ABRvS 11 juli 2018, ECLI:NL:RVS:2018:2292

De reactie van het bevoegd gezag op een verzoek tot handhaving dat het verzoek gegrond is en de overtreder gewaarschuwd is om binnen een bepaalde termijn de overtreding ongedaan te maken is geen besluit als bedoeld in artikel 1:3 lid 1 Awb.

Aan Work & Stay was een omgevingsvergunning verleend voor het realiseren van een appartementencomplex in Baarlo. Na realisering van dat complex diende een derde-belanghebbende een verzoek tot handhaving in omdat het complex niet geheel conform de omgevingsvergunning zou zijn gerealiseerd.

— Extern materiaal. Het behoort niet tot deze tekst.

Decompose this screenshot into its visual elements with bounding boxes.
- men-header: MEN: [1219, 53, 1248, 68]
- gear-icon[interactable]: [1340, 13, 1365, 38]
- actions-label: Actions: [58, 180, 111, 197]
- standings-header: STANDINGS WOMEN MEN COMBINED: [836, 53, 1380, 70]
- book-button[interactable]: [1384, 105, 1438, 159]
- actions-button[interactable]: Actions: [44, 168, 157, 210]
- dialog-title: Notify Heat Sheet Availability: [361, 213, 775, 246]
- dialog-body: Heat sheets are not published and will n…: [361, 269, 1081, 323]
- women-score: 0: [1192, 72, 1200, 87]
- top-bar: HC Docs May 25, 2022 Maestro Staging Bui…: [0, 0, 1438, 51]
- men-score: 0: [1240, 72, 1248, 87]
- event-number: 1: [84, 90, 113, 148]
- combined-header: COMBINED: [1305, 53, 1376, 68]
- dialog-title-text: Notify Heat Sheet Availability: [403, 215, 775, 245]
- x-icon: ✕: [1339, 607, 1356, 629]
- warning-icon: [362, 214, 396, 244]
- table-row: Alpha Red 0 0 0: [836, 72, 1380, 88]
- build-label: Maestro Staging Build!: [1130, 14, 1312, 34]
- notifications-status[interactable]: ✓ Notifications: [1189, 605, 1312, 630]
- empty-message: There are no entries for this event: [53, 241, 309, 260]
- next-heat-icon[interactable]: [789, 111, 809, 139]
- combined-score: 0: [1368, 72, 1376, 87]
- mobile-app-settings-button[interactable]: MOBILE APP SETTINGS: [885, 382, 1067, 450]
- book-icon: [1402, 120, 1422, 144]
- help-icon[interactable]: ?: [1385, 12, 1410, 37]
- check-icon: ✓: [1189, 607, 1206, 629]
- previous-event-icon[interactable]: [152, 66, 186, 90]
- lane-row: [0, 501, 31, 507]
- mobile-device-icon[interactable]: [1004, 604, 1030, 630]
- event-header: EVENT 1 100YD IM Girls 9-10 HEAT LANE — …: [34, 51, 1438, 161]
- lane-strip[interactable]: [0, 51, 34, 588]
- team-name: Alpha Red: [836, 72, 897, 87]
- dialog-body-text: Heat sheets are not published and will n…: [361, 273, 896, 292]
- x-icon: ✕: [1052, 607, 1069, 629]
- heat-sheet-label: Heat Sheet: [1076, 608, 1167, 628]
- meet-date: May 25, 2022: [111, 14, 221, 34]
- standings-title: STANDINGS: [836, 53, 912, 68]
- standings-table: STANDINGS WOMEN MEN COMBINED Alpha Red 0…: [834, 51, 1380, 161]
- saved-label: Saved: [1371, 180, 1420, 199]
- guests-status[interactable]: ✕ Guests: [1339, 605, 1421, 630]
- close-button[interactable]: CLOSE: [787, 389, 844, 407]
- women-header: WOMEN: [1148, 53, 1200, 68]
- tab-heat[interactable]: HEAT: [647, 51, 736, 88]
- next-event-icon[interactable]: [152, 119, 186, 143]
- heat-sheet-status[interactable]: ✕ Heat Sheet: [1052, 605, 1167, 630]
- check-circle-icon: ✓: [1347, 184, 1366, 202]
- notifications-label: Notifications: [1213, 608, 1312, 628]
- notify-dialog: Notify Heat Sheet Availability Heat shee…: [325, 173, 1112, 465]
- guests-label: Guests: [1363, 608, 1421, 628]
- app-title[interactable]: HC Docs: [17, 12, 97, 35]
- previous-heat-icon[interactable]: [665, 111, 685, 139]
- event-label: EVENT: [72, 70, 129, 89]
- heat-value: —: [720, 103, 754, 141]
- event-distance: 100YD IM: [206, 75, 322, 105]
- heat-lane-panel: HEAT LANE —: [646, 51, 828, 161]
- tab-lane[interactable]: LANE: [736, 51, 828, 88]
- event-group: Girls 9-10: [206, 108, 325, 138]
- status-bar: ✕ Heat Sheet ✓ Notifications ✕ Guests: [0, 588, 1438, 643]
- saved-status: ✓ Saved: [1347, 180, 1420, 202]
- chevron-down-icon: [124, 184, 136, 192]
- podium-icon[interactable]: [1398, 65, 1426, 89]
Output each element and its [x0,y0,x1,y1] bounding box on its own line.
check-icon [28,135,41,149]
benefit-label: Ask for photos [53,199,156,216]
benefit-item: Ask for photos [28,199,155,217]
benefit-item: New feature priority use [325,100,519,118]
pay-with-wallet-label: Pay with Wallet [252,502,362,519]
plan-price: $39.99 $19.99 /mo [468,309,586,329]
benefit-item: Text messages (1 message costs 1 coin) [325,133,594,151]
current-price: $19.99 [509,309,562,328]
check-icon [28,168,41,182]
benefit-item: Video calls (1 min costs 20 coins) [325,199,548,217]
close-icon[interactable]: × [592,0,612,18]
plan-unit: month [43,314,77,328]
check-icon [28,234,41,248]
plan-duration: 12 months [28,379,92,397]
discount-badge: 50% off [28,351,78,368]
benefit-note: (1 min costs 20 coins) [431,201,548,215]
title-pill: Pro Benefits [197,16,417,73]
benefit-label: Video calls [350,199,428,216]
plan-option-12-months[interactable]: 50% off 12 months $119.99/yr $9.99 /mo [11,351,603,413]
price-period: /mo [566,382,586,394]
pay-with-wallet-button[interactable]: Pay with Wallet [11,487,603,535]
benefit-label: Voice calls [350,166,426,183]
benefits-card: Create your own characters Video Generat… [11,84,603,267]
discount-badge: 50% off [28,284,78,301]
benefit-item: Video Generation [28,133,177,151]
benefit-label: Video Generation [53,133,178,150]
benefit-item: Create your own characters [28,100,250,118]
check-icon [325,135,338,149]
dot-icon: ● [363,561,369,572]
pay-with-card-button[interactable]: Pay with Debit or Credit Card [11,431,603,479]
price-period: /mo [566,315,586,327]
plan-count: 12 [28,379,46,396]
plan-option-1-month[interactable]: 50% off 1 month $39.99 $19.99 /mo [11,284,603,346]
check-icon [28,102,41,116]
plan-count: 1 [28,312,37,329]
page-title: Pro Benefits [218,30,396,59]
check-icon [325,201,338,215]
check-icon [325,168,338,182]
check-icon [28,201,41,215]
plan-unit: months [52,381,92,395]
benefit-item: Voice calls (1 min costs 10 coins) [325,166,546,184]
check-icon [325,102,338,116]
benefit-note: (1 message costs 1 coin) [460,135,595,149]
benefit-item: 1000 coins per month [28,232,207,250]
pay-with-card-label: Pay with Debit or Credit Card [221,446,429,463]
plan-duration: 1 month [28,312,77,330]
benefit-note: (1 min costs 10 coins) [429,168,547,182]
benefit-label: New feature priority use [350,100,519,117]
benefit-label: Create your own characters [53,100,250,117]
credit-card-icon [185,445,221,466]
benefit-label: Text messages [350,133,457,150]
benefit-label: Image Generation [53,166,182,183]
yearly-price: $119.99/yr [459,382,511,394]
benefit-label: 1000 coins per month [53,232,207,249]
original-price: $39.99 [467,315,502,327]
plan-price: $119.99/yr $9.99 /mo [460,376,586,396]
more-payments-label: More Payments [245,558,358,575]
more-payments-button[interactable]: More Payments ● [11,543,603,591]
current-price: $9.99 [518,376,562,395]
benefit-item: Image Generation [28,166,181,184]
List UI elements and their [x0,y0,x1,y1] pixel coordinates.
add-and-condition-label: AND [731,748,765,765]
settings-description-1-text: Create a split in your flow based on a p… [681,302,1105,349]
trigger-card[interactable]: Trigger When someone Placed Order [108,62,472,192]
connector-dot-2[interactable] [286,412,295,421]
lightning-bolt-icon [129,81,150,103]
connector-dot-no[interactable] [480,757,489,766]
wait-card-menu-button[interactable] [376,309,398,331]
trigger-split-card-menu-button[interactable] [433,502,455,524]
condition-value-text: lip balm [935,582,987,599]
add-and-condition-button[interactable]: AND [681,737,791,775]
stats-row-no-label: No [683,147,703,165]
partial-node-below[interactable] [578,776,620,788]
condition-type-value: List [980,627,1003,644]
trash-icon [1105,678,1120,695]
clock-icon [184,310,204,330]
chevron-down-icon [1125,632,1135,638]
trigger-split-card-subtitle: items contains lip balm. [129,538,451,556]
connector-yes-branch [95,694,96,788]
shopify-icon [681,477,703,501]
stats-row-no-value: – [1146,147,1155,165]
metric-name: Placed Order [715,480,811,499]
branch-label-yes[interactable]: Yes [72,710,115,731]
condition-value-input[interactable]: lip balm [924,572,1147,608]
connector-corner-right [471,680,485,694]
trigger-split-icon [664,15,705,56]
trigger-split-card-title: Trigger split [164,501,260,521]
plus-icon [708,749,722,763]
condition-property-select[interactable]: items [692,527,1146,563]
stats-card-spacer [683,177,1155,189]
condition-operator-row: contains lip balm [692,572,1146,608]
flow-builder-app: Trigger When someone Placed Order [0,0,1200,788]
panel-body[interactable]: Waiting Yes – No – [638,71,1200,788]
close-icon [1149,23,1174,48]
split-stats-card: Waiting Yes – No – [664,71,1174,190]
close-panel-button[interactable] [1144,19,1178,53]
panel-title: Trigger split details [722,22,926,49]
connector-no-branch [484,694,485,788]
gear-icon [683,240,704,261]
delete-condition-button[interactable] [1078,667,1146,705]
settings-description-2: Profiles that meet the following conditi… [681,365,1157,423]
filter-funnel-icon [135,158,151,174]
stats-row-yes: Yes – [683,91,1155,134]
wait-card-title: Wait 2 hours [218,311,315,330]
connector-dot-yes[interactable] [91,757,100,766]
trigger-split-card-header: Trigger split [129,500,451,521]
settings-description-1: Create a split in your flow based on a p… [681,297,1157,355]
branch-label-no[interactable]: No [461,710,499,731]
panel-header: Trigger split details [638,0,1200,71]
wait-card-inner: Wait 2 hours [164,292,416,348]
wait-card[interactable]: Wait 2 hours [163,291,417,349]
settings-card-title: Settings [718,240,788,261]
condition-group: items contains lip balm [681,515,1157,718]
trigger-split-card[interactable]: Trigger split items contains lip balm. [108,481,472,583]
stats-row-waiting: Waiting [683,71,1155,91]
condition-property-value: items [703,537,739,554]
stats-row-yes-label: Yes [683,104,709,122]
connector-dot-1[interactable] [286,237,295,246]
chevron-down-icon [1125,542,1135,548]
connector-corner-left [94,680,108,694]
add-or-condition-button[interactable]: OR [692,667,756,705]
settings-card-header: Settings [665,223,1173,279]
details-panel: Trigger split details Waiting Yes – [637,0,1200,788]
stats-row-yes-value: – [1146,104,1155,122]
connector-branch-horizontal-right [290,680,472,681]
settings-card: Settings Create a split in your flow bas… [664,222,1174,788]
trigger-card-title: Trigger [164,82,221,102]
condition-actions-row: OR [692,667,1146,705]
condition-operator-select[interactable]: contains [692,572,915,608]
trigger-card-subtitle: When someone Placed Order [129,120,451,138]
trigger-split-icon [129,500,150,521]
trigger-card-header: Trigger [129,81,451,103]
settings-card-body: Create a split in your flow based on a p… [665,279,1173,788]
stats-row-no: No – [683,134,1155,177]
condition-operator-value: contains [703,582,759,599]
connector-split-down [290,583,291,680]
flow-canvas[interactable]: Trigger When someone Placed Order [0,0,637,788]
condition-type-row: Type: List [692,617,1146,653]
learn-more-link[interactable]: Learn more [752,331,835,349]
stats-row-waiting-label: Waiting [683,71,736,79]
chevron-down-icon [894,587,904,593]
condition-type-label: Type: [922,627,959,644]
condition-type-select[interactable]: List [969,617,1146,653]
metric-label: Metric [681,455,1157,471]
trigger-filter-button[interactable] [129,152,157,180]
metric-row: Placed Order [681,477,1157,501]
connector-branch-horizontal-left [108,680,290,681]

Het college van B en W van de gemeente Peel en Maas constateerde dat inderdaad niet geheel conform de omgevingsvergunning was gebouwd omdat een deel van de gevelbeplating ontbrak. Het college schreef Work & Stay aan en verzocht haar binnen een paar weken de ontbrekende gevelbeplating alsnog aan te brengen. Aan de verzoeker tot handhaving schreef het college dat het verzoek gegrond was en dat daarom een handhavingsprocedure was opgestart.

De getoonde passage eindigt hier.